Patriot Post

"Sometimes it is said that man cannot be trusted with the government of himself. Can he, then, be trusted with the government of others?"

-- Thomas Jefferson, First Inaugural Address, 1801
 
 
"The judiciary of the United States is the subtle corps of sappers and miners constantly working under ground to undermine the foundations of our confederated fabric. They are construing our constitution from a co-ordination of a general and special government to a general and supreme one alone."

--Thomas Jefferson, letter to Thomas Ritchie, 1820


 
 
"If we move in mass, be it ever so circuitously, we shall attain our object; but if we break into squads, everyone pursuing the path he thinks most direct, we become an easy conquest to those who can now barely hold us in check."

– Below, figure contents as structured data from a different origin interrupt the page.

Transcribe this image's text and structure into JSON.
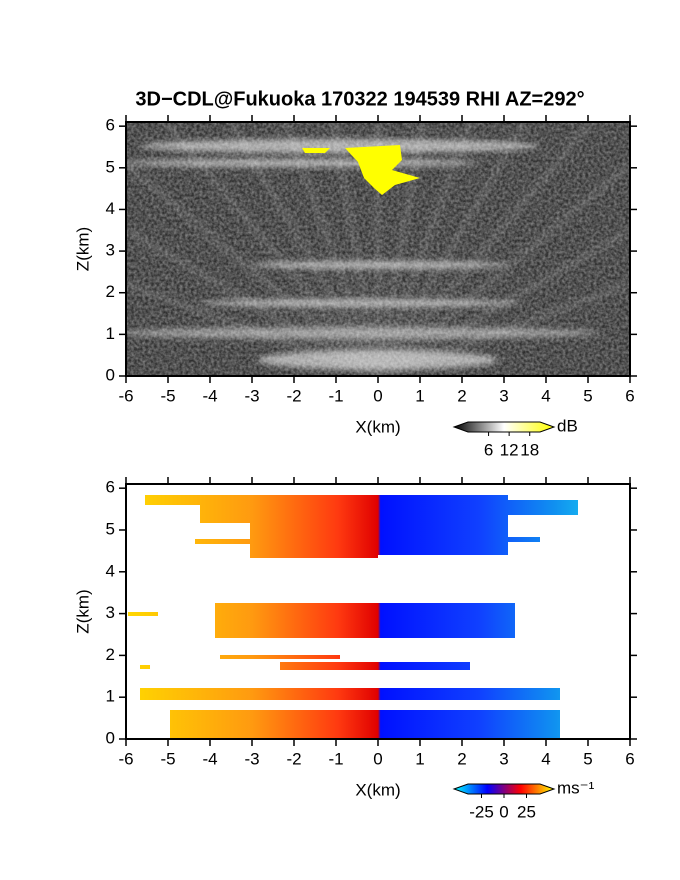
{
  "chart_data": [
    {
      "type": "rhi",
      "title": "3D−CDL@Fukuoka 170322 194539 RHI AZ=292°",
      "xlabel": "X(km)",
      "ylabel": "Z(km)",
      "xlim": [
        -6,
        6
      ],
      "ylim": [
        0,
        6.1
      ],
      "xticks": [
        -6,
        -5,
        -4,
        -3,
        -2,
        -1,
        0,
        1,
        2,
        3,
        4,
        5,
        6
      ],
      "yticks": [
        0,
        1,
        2,
        3,
        4,
        5,
        6
      ],
      "colorbar": {
        "label": "dB",
        "lim": [
          0,
          21
        ],
        "ticks": [
          6,
          12,
          18
        ],
        "colors": [
          "#000000",
          "#ffffff",
          "#ffff00"
        ]
      }
    },
    {
      "type": "rhi",
      "xlabel": "X(km)",
      "ylabel": "Z(km)",
      "xlim": [
        -6,
        6
      ],
      "ylim": [
        0,
        6.1
      ],
      "xticks": [
        -6,
        -5,
        -4,
        -3,
        -2,
        -1,
        0,
        1,
        2,
        3,
        4,
        5,
        6
      ],
      "yticks": [
        0,
        1,
        2,
        3,
        4,
        5,
        6
      ],
      "colorbar": {
        "label": "ms⁻¹",
        "lim": [
          -40,
          40
        ],
        "ticks": [
          -25,
          0,
          25
        ],
        "colors": [
          "#00ffff",
          "#0000ff",
          "#ff0000",
          "#ffff00"
        ]
      }
    }
  ]
}
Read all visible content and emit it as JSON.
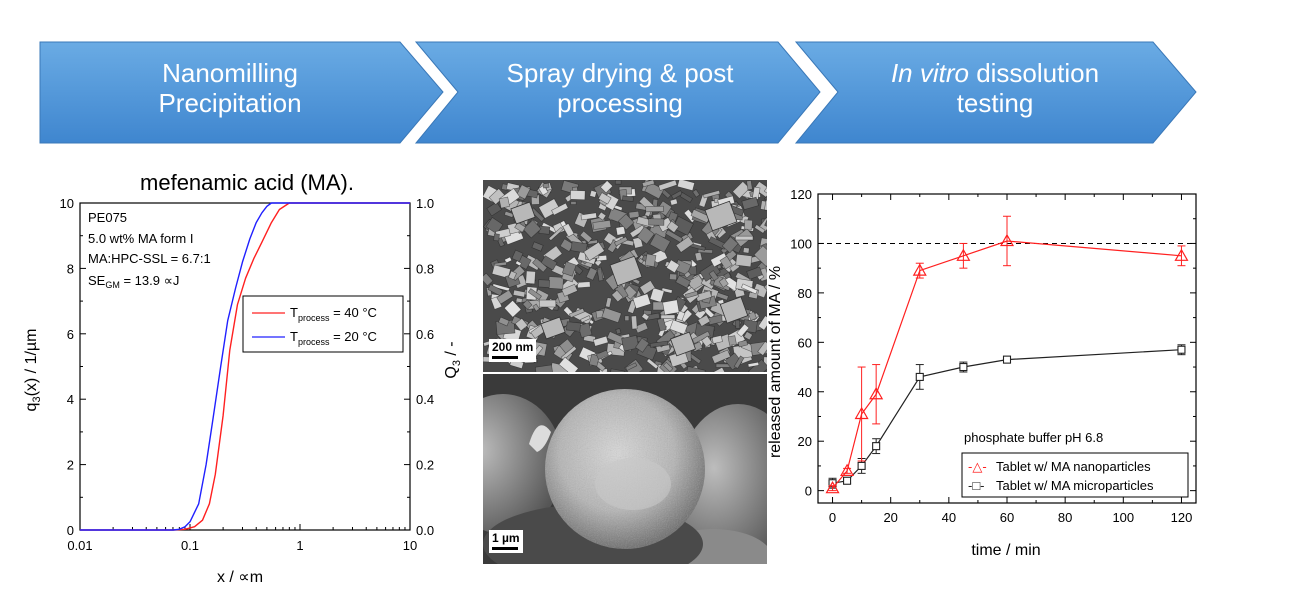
{
  "process_steps": [
    {
      "line1": "Nanomilling",
      "line2": "Precipitation",
      "italic_prefix": ""
    },
    {
      "line1": "Spray drying & post",
      "line2": "processing",
      "italic_prefix": ""
    },
    {
      "line1": " dissolution",
      "line2": "testing",
      "italic_prefix": "In vitro"
    }
  ],
  "colors": {
    "arrow_fill_top": "#6aabe4",
    "arrow_fill_bottom": "#3f86cf",
    "arrow_stroke": "#3a78b8",
    "red_series": "#ff2020",
    "blue_series": "#2020ff",
    "black_series": "#222222"
  },
  "micrographs": [
    {
      "scale_label": "200 nm"
    },
    {
      "scale_label": "1 µm"
    }
  ],
  "chart_data": [
    {
      "type": "line",
      "title": "mefenamic acid (MA).",
      "xlabel": "x / ∝m",
      "ylabel_left": "q",
      "ylabel_left_sub": "3",
      "ylabel_left_rest": "(x) / 1/µm",
      "ylabel_right": "Q",
      "ylabel_right_sub": "3",
      "ylabel_right_rest": " / -",
      "x_scale": "log",
      "xlim": [
        0.01,
        10
      ],
      "ylim_left": [
        0,
        10
      ],
      "ylim_right": [
        0.0,
        1.0
      ],
      "x_ticks": [
        0.01,
        0.1,
        1,
        10
      ],
      "x_tick_labels": [
        "0.01",
        "0.1",
        "1",
        "10"
      ],
      "y_left_ticks": [
        "0",
        "2",
        "4",
        "6",
        "8",
        "10"
      ],
      "y_right_ticks": [
        "0.0",
        "0.2",
        "0.4",
        "0.6",
        "0.8",
        "1.0"
      ],
      "annotation_lines": [
        "PE075",
        "5.0 wt% MA form I",
        "MA:HPC-SSL = 6.7:1"
      ],
      "annotation_se_main": "SE",
      "annotation_se_sub": "GM",
      "annotation_se_rest": " = 13.9 ∝J",
      "legend_position": "right",
      "series": [
        {
          "name_main": "T",
          "name_sub": "process",
          "name_rest": " = 40 °C",
          "color": "#ff2020",
          "x": [
            0.01,
            0.07,
            0.09,
            0.11,
            0.13,
            0.15,
            0.17,
            0.2,
            0.23,
            0.27,
            0.32,
            0.38,
            0.45,
            0.55,
            0.65,
            0.8,
            1,
            10
          ],
          "y": [
            0.0,
            0.0,
            0.002,
            0.01,
            0.03,
            0.08,
            0.17,
            0.35,
            0.55,
            0.69,
            0.77,
            0.83,
            0.88,
            0.94,
            0.98,
            1.0,
            1.0,
            1.0
          ]
        },
        {
          "name_main": "T",
          "name_sub": "process",
          "name_rest": " = 20 °C",
          "color": "#2020ff",
          "x": [
            0.01,
            0.07,
            0.08,
            0.09,
            0.1,
            0.12,
            0.14,
            0.16,
            0.19,
            0.22,
            0.26,
            0.3,
            0.35,
            0.4,
            0.45,
            0.5,
            0.55,
            0.6,
            10
          ],
          "y": [
            0.0,
            0.0,
            0.002,
            0.01,
            0.025,
            0.08,
            0.2,
            0.33,
            0.5,
            0.64,
            0.74,
            0.82,
            0.89,
            0.94,
            0.97,
            0.99,
            1.0,
            1.0,
            1.0
          ]
        }
      ]
    },
    {
      "type": "line",
      "xlabel": "time / min",
      "ylabel": "released amount of MA / %",
      "xlim": [
        -5,
        125
      ],
      "ylim": [
        -5,
        120
      ],
      "x_ticks": [
        "0",
        "20",
        "40",
        "60",
        "80",
        "100",
        "120"
      ],
      "y_ticks": [
        "0",
        "20",
        "40",
        "60",
        "80",
        "100",
        "120"
      ],
      "reference_line": 100,
      "annotation": "phosphate buffer pH 6.8",
      "legend_position": "bottom-right",
      "series": [
        {
          "name": "Tablet w/ MA nanoparticles",
          "legend_mark": "-△-",
          "color": "#ff2020",
          "marker": "triangle",
          "x": [
            0,
            5,
            10,
            15,
            30,
            45,
            60,
            120
          ],
          "y": [
            1,
            8,
            31,
            39,
            89,
            95,
            101,
            95
          ],
          "err": [
            1,
            1,
            19,
            12,
            3,
            5,
            10,
            4
          ]
        },
        {
          "name": "Tablet w/ MA microparticles",
          "legend_mark": "-□-",
          "color": "#222222",
          "marker": "square",
          "x": [
            0,
            5,
            10,
            15,
            30,
            45,
            60,
            120
          ],
          "y": [
            3,
            4,
            10,
            18,
            46,
            50,
            53,
            57
          ],
          "err": [
            2,
            1,
            3,
            3,
            5,
            2,
            1,
            2
          ]
        }
      ]
    }
  ]
}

-- Thomas Jefferson, letter to William Duane, 1811
 
 
"Love your neighbor as yourself and your country more than yourself."

-- Thomas Jefferson, letter to Thomas Jefferson Smith, 1825
 
 
"All, too, will bear in mind this sacred principle, that though the will of the majority is in all cases to prevail, that will to be rightful must be reasonable; that the minority possess their equal rights, which equal law must protect, and to violate would be oppression."

-- Thomas Jefferson, First Inaugural Address, 1801

 
 
"And this is the tendency of all human governments. A departure from principle in one instance becomes a precedent for the second; that second for a third; and so on, till the bulk of society is reduced to be mere automatons of misery, to have no sensibilities left but for sinning and suffering."

-- Thomas Jefferson, Letter to Samuel Kercheval, Monticello, July 12, 1816

 
 
"If, then, the control of the people over the organs of their government be the measure of its republicanism, and I confess I know no other measure, it must be agreed that our governments have much less of republicanism than ought to have been expected; in other words, that the people have less regular control over their agents, than their rights and their interests require."

-- Thomas Jefferson, letter to John Taylor, 1816

 
 
"Man, once surrendering his reason, has no remaining guard against absurdities the most monstrous, and like a ship without rudder, is the sport of every wind. With such persons, gullibility, which they call faith, takes the helm from the hand of reason and the mind becomes a wreck."

--Thomas Jefferson, letter to James Smith, 1822

 
 
"The God who gave us life gave us liberty at the same time; the hand of force may destroy, but cannot disjoin them."

-- Thomas Jefferson, Rights of British America, 1774

 
 
"We are firmly convinced, and we act on that conviction, that with nations as with individuals our interests soundly calculated will ever be found inseparable from our moral duties, and history bears witness to the fact that a just nation is trusted on its word when recourse is had to armaments and wars to bridle others."